Du coup, je m'étais retrouvé dans une file d'attente d'une longueur invraisemblable qui devait me conduire au savoir, c'est à dire "savoir faire voler des avions de chasse" et non plus seulement des projectiles". Sic !.

La route du savoir passait par le franchissement/traversée d'une basse-cour composée de poubelles volantes avec lesquelles il était normal de se tuer joyeusement (et nous n'y manquâmes point, Hellouin, Luciani et tant d'autres ne sont plus là pour le dire). Bof, ça faisait partie du jeu.

Je me suis donc revu, disais-je, volant sur Hurricane. Une bizarre et vilaine barcasse (typiquement british) qui comportait (starboard side) un levier de changement de vitesse permettant de descendre (au choix), ou de relever (toujours au choix) le train ou les volets, ou les deux … quand ça marchait.

Au demeurant, un avion assez agréable et qui conduisait au Spit V.

Cockpit hurricane                                                                           Cockpit du "Hurricane" (DR)

Un souvenir en enchaînant un autre, je me suis alors rappelé une histoire, à laquelle je n'avais pas participé mais qui m'avait rattrapé, portée sur les ailes d'une rumeur, dans ma neuve et prestigieuse Escadrille.

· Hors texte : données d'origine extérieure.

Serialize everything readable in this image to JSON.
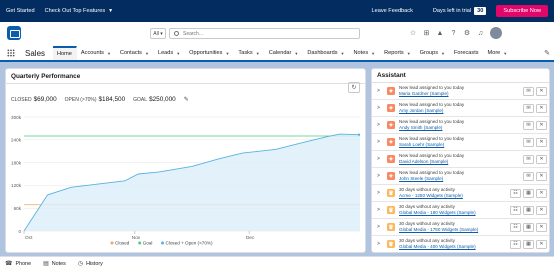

L'histoire doit donc se tenir en 1948, ou au plus tard en 49. Un malheureux sous-off, dont je n'ai pas retenu le nom, mais qui s'était trouvé plus aval dans la fameuse file d'attente, s'était lui aussi fait lâcher sur l'un des Hurricane encore existant.

Hurricane                                                                                         Hawker "Hurricane (DR)

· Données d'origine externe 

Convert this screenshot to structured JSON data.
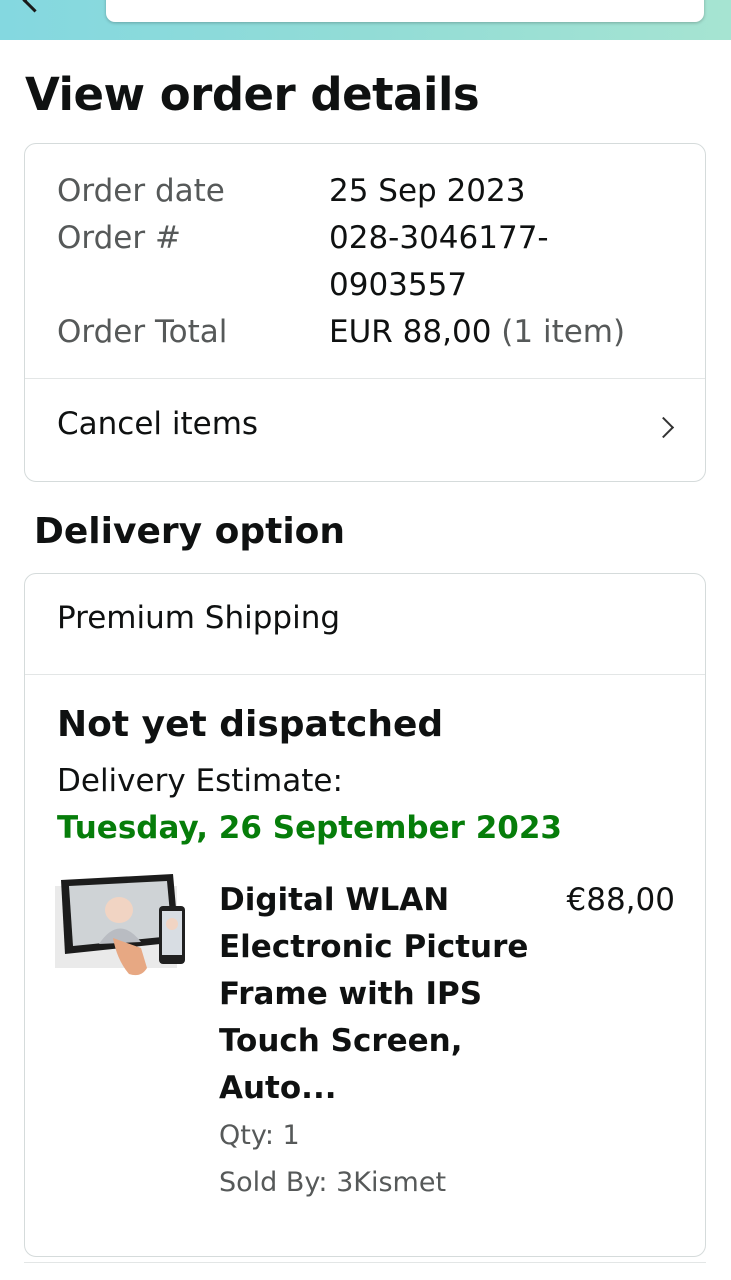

Suivant la "progression", il avait reçu l'ordre d'effectuer en solo la navigation Meknès - Oujda - Kasba-Tadla… et va savoir où (ou quelque chose d'approchant) pour une durée estimée de quelques 75 min.

Oui mais, voilà, il s'était paumé et n'avait retrouvé sa Base que 3 h plus tard. On le croyait déjà mort, Samar-Sater le cherchaient partout.

Le refuelling en vol n'existant pas encore on lui avait demandé :

- « Pourquoi ? Comment ? D'où sortez-vous ? »

Il avait avoué s'être paumé, puis avait expliqué qu'il avait économisé la benzine, qu'il avait utilisé le grand pas…etc. et qu'il avait tenu l'air jusqu'alors.

C'était une histoire invraisemblable: 3 h en Hurricane ça ne tenait pas la route, encore moins l'air.

On l'avait passé au deuxième degré… Mais il s'était obstiné, n'avait pas changé un mot dans sa version des faits et la "Strass" s'était lassée. Après tout il n'avait rien cassé. On avait donc conclu à une erreur de calculs et on l'avait relaxé au bénéfice du doute.

Il avait repris son entraînement, avait terminé la fameuse progression et s'était vu lui aussi affecté en Escadre.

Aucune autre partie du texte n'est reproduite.